The controlling shareholder of Newmont Gold (NYSE), the largest gold producer in North America, reports making progress in its efforts to reduce its debt load. In its 1990 annual report, Newmont Mining (NYSE) said the successful sale last year of its interest in Peabody Holding Co. acted to cut indebtedness to the level where annual interest costs in 1991 are expected to be below US$20 million at current interest rates.
“This very manageable cost arises from the fact that the majority of Newmont’s remaining indebtedness is in low-interest-rate gold debt associated with the 750,000 oz. still outstanding as of Dec. 31, 1990, under the one-million-ounce gold loan undertaken in 1988,” the company reported.
“During 1990, the average interest rate on the gold loan was under 2%, compared with an average market rate of 9% for dollar-based borrowings.” Newmont Mining borrowed one million ounces in early 1988 and sold forward all of it for US$448.8 million. The borrowings are repayable in 16 equal quarterly instalments of gold ounces beginning March, 1990.

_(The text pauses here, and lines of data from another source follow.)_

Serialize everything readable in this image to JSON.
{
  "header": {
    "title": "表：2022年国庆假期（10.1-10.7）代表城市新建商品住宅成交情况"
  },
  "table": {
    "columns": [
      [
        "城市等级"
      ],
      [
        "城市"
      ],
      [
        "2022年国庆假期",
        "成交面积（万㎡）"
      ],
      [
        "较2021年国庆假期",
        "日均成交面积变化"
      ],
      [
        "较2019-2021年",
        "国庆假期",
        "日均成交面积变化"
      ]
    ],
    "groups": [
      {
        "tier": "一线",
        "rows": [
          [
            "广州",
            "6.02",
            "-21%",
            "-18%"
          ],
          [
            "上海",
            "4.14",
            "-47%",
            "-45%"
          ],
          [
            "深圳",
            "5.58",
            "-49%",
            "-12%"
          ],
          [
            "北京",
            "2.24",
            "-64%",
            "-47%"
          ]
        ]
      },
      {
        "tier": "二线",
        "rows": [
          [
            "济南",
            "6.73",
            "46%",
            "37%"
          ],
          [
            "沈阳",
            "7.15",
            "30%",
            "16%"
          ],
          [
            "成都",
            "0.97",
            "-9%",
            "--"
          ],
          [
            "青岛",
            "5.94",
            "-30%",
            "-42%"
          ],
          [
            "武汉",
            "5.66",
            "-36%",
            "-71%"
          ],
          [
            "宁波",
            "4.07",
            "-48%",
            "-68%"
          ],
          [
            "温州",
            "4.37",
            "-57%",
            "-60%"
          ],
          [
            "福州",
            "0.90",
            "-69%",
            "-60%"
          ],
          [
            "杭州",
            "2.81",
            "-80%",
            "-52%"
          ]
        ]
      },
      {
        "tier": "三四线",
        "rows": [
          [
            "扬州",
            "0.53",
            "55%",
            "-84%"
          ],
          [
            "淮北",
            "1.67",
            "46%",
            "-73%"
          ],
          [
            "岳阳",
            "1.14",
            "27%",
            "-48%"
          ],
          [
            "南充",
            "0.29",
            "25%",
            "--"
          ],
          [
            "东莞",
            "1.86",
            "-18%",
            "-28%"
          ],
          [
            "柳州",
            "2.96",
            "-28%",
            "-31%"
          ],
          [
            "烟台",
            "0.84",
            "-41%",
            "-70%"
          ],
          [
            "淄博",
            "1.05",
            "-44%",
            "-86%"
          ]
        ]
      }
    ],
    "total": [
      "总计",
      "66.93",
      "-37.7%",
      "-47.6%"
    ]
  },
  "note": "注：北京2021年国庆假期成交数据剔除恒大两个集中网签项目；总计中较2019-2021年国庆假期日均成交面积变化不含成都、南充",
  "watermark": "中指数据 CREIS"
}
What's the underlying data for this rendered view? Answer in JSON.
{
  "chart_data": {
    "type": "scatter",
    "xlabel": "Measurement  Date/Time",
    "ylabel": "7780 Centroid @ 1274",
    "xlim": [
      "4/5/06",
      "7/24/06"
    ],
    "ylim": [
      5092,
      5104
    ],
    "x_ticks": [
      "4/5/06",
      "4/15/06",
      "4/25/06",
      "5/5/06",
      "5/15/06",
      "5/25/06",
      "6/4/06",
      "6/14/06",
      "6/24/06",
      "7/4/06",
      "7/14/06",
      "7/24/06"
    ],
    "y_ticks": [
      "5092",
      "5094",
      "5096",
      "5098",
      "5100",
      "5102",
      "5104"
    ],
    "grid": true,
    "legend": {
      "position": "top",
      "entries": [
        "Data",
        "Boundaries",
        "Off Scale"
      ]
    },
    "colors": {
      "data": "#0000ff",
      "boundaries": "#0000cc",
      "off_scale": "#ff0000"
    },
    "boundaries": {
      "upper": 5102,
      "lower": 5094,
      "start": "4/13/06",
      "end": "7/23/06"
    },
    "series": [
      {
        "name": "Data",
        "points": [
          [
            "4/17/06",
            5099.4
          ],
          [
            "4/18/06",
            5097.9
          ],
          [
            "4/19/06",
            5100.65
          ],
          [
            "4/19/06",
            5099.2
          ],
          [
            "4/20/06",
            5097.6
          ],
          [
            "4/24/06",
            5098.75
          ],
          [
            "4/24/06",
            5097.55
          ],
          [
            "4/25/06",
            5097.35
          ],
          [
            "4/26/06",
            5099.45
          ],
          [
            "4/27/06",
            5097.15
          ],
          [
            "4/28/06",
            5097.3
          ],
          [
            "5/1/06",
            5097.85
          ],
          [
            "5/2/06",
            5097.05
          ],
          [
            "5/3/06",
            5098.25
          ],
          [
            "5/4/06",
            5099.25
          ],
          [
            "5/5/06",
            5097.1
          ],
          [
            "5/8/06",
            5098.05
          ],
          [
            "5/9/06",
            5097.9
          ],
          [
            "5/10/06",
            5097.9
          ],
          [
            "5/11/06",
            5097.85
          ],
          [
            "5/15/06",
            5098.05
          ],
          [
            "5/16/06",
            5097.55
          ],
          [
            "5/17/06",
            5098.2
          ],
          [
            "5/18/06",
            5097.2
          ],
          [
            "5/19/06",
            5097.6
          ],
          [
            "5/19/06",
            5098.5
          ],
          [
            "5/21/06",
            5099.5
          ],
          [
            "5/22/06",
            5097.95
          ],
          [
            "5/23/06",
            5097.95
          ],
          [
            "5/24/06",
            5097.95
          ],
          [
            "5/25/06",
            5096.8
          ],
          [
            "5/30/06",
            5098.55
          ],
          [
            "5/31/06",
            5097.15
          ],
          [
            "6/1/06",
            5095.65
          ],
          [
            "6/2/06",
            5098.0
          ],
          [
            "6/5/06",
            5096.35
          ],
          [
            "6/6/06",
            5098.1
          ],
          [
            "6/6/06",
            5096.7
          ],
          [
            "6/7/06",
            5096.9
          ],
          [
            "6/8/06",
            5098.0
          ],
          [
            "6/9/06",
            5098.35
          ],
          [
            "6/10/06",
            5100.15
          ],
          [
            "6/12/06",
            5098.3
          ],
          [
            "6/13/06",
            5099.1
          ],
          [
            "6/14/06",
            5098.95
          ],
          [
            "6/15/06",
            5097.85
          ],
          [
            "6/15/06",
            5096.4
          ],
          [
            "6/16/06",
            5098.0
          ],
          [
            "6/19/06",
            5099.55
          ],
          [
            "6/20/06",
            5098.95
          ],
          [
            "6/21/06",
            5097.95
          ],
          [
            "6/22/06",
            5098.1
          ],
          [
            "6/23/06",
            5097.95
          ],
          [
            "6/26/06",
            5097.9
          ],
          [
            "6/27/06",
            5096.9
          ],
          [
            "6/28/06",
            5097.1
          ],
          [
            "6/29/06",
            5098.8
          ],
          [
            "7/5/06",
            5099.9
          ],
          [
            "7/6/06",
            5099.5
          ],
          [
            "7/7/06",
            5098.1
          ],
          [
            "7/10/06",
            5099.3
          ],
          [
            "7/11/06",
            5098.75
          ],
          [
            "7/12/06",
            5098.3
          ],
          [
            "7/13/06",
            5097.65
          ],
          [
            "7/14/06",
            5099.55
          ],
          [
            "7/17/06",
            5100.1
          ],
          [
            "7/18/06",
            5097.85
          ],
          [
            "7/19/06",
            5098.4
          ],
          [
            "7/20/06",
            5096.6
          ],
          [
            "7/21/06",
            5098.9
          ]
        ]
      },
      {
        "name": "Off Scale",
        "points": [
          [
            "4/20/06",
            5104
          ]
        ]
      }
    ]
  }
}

Cost of the gold purchased by Newmont for 1990 repayments averaged US$377 per oz., netting Newmont extra revenue of US$18 million. The company said hedging strategies also produced US$14 million in additional revenue last year; the strategies are aimed at providing a floor against declines in the sales price of the precious metal.
The company said its hedging protects an amount of gold equal to about 58% of its 90.1% equity interest in Newmont Gold’s planned 1991 output of 1.5 million oz.
Newmont Gold, which produced 1.68 million oz. in 1990 at a cash cost of US$218 per oz., does not participate in hedging programs.
Denver-based Newmont Mining reported net income for 1990 of US$342.6 million, up from US$125.9 million the previous year.